Saturday, April 24, 2010

Health Care Reforms Cost Going Up, But is it Really?

I was a little disappointed to find out the cost estimates for Medicare and Medicaid were going to be higher than we were told. But then, that was the story we read in our local papers. The real story and costs are more complex and pretty much accurate. But that's not how the media has decided to report it (advantage of Republicans), except for Ezra Klein, the health care wonk I'd trust anywhere.

Washington Post: I long ago learned that cost estimates are health-care reform's version of a Rorschach test: They tell you more about the reader than the bill. And the early reaction to the latest estimates (pdf) out of the Center for Medicaid and Medicare Services are no different. So here's what you need to know.

First, be clear about what's being estimated. The Congressional Budget Office's estimates look at the deficit. CMS is looking at total national health expenditures. This often confuses people into thinking that there's conflict between the two sets of numbers when there isn't: CBO says that federal spending is going to go up to pay for the coverage expansion, but that savings and revenue will go up by even more, leading to a net reduction in the federal deficit.

CMS is looking only at the spending side.

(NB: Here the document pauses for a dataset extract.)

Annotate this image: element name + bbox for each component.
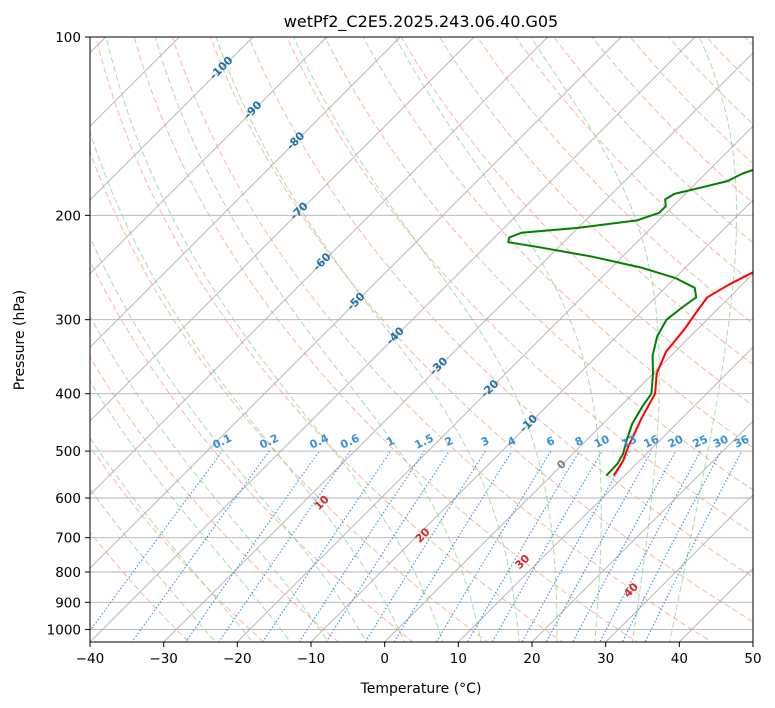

And here's what it finds: In 2019, implementation of the Affordable Care Act will reduce the ranks of the uninsured by 34 million people and increase nation health expenditures by 1 percent. One percent.
And that 1 percent is actually 1 percent and falling: When the legislation is fully implemented in 2016, the spending increase will be 2 percent. But cost controls kick in over those years and bring it down to 1 percent. Assuming the trend holds, the second decade will see national health expenditures fall below what spending would've been if the bill hadn't passed. So that's the bottom line of the report: We're covering 34 million people and come 2019, spending is expected to be one percentage point -- and falling -- above what it would've been if we'd done nothing.

As that suggests, the CMS study projects only to 2019. That's not very long, given that the bill is implemented in 2014. So it doesn't do much to project how cost controls like the Independent Payment Advisory Board will work in the second decade, which is when they really kick in. The report is also skeptical that some of the Medicare payment adjustments will be implemented.

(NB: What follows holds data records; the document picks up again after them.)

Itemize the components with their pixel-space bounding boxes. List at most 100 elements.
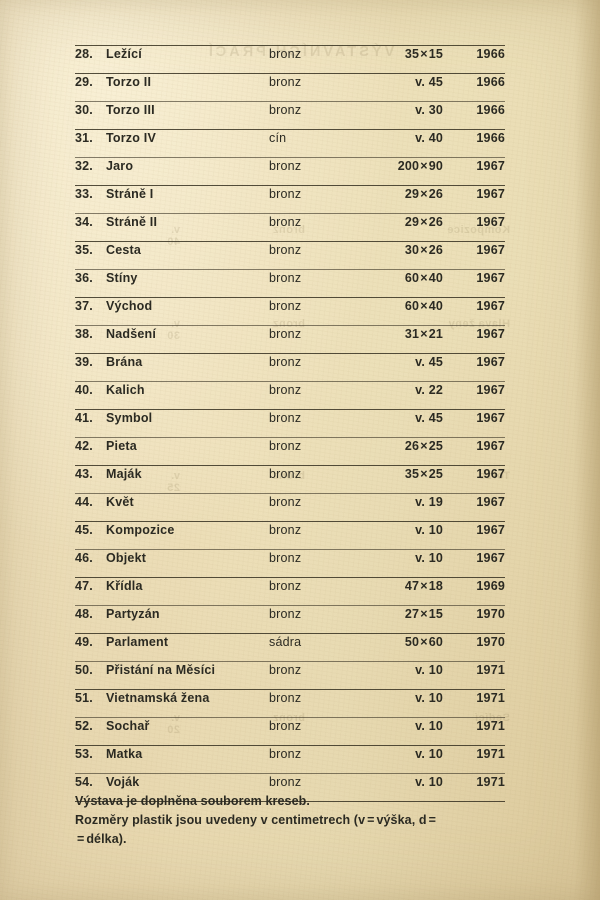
artwork-year: 1966 <box>476 131 505 145</box>
table-row[interactable]: 50. Přistání na Měsíci bronz v. 10 1971 <box>75 662 505 689</box>
artwork-title: Matka <box>106 747 143 761</box>
artwork-year: 1967 <box>476 467 505 481</box>
table-rule <box>75 45 505 46</box>
table-row[interactable]: 30. Torzo III bronz v. 30 1966 <box>75 102 505 129</box>
table-row[interactable]: 38. Nadšení bronz 31×21 1967 <box>75 326 505 353</box>
table-row[interactable]: 42. Pieta bronz 26×25 1967 <box>75 438 505 465</box>
table-row[interactable]: 39. Brána bronz v. 45 1967 <box>75 354 505 381</box>
artwork-material: sádra <box>269 635 302 649</box>
table-row[interactable]: 53. Matka bronz v. 10 1971 <box>75 746 505 773</box>
table-row[interactable]: 44. Květ bronz v. 19 1967 <box>75 494 505 521</box>
artwork-dimensions: 31×21 <box>355 327 443 341</box>
table-rule <box>75 269 505 270</box>
table-row[interactable]: 54. Voják bronz v. 10 1971 <box>75 774 505 801</box>
artwork-title: Přistání na Měsíci <box>106 663 216 677</box>
artwork-material: bronz <box>269 523 302 537</box>
table-row[interactable]: 35. Cesta bronz 30×26 1967 <box>75 242 505 269</box>
artwork-dimensions: 60×40 <box>355 299 443 313</box>
table-row[interactable]: 41. Symbol bronz v. 45 1967 <box>75 410 505 437</box>
row-number: 52. <box>75 719 93 733</box>
table-row[interactable]: 46. Objekt bronz v. 10 1967 <box>75 550 505 577</box>
table-row[interactable]: 34. Stráně II bronz 29×26 1967 <box>75 214 505 241</box>
artwork-material: bronz <box>269 187 302 201</box>
table-row[interactable]: 47. Křídla bronz 47×18 1969 <box>75 578 505 605</box>
table-row[interactable]: 40. Kalich bronz v. 22 1967 <box>75 382 505 409</box>
table-rule <box>75 717 505 718</box>
row-number: 32. <box>75 159 93 173</box>
table-rule <box>75 493 505 494</box>
row-number: 44. <box>75 495 93 509</box>
artwork-title: Stráně I <box>106 187 154 201</box>
artwork-year: 1967 <box>476 523 505 537</box>
artwork-year: 1967 <box>476 271 505 285</box>
artwork-title: Cesta <box>106 243 142 257</box>
artwork-title: Jaro <box>106 159 134 173</box>
artwork-dimensions: 26×25 <box>355 439 443 453</box>
table-row[interactable]: 32. Jaro bronz 200×90 1967 <box>75 158 505 185</box>
artwork-year: 1967 <box>476 159 505 173</box>
artwork-title: Východ <box>106 299 153 313</box>
table-row[interactable]: 52. Sochař bronz v. 10 1971 <box>75 718 505 745</box>
table-row[interactable]: 48. Partyzán bronz 27×15 1970 <box>75 606 505 633</box>
artwork-title: Torzo IV <box>106 131 156 145</box>
table-row[interactable]: 45. Kompozice bronz v. 10 1967 <box>75 522 505 549</box>
table-row[interactable]: 51. Vietnamská žena bronz v. 10 1971 <box>75 690 505 717</box>
dimension-b: 21 <box>428 327 443 341</box>
artwork-title: Torzo II <box>106 75 152 89</box>
artwork-material: bronz <box>269 439 302 453</box>
multiply-icon: × <box>420 215 428 229</box>
artwork-dimensions: 29×26 <box>355 215 443 229</box>
footnote-line-1: Výstava je doplněna souborem kreseb. <box>75 794 310 808</box>
table-row[interactable]: 28. Ležící bronz 35×15 1966 <box>75 46 505 73</box>
dimension-a: 60 <box>404 299 420 313</box>
footnote-line-2-text-b: výška, d <box>376 813 427 827</box>
table-row[interactable]: 31. Torzo IV cín v. 40 1966 <box>75 130 505 157</box>
table-row[interactable]: 33. Stráně I bronz 29×26 1967 <box>75 186 505 213</box>
dimension-b: 90 <box>428 159 443 173</box>
row-number: 34. <box>75 215 93 229</box>
table-rule <box>75 773 505 774</box>
artwork-dimensions: v. 10 <box>415 719 443 733</box>
artwork-year: 1967 <box>476 551 505 565</box>
table-row[interactable]: 36. Stíny bronz 60×40 1967 <box>75 270 505 297</box>
artwork-year: 1970 <box>476 607 505 621</box>
table-rule <box>75 465 505 466</box>
table-rule <box>75 521 505 522</box>
footnote-line-2: Rozměry plastik jsou uvedeny v centimetr… <box>75 811 511 830</box>
dimension-a: 29 <box>404 215 420 229</box>
table-row[interactable]: 29. Torzo II bronz v. 45 1966 <box>75 74 505 101</box>
table-row[interactable]: 37. Východ bronz 60×40 1967 <box>75 298 505 325</box>
equals-sign: = <box>367 813 375 827</box>
multiply-icon: × <box>420 579 428 593</box>
dimension-a: 47 <box>404 579 420 593</box>
artwork-dimensions: 60×40 <box>355 271 443 285</box>
artwork-title: Kalich <box>106 383 145 397</box>
artwork-year: 1971 <box>476 775 505 789</box>
artwork-title: Nadšení <box>106 327 157 341</box>
table-rule <box>75 129 505 130</box>
row-number: 43. <box>75 467 93 481</box>
artwork-year: 1971 <box>476 719 505 733</box>
artwork-year: 1966 <box>476 47 505 61</box>
artwork-dimensions: v. 45 <box>415 355 443 369</box>
dimension-b: 40 <box>428 271 443 285</box>
artwork-title: Vietnamská žena <box>106 691 210 705</box>
artwork-year: 1967 <box>476 187 505 201</box>
table-row[interactable]: 43. Maják bronz 35×25 1967 <box>75 466 505 493</box>
artwork-year: 1967 <box>476 299 505 313</box>
table-row[interactable]: 49. Parlament sádra 50×60 1970 <box>75 634 505 661</box>
row-number: 39. <box>75 355 93 369</box>
artwork-year: 1967 <box>476 355 505 369</box>
row-number: 51. <box>75 691 93 705</box>
artwork-title: Symbol <box>106 411 153 425</box>
artwork-title: Voják <box>106 775 140 789</box>
dimension-a: 35 <box>404 47 420 61</box>
row-number: 41. <box>75 411 93 425</box>
artwork-title: Partyzán <box>106 607 160 621</box>
dimension-a: 200 <box>397 159 420 173</box>
row-number: 36. <box>75 271 93 285</box>
artwork-material: bronz <box>269 75 302 89</box>
artwork-dimensions: v. 30 <box>415 103 443 117</box>
table-rule <box>75 325 505 326</box>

So it's back to the Rorschach test: You can either say the report doesn't do enough to look at how the cost controls will fare once fully implemented or you can say that it's more evidence that the cost controls won't actually be put into place. I'm optimistic on the cost control front, but you knew that already.

I'd also add that there's reason to think CMS is conservative in its cost estimates. In 2003, the Bush administration suppressed the agency's estimate that Medicare Part D would cost $500 billion to $600 billion over 10 years. The Bush administration was wrong to suppress the projection, but the projection itself turned out to be far too high. If you want to get exact about it, the estimate was 37 percent too high, for reasons Richard Foster, CMS's chief actuary, describes here.

All in all, I think the report makes health-care reform look pretty good. A one percentage point increase in spending in return for covering 34 million people? That's a good deal, I think. But your mileage may differ.

1 comment:

  1. In reality the 1% takes into account NO impact by 2 major cost containment items most people have missed.
    First is the $22B investment in HITECH for EHRs for all by 2014. What can that save? A 1% overall is a no brainer ++.
    This is the foundation of the whole reset of how the system works and creates the standard platform lacking today.
    Concurrent on that is the data standardization for enrollment, billing, eligibility ,communication et al worth easily 10-15% across the whole supply chain from insurer thru broker, employer and provider.
    Finally the enforcement costs that the carriers have had for pre ex, recissions, underwriting etc cost at least a 1-2% so the reality is without any other real systemic cost containment actions and consumer behavioral changes there will be no uptick at all.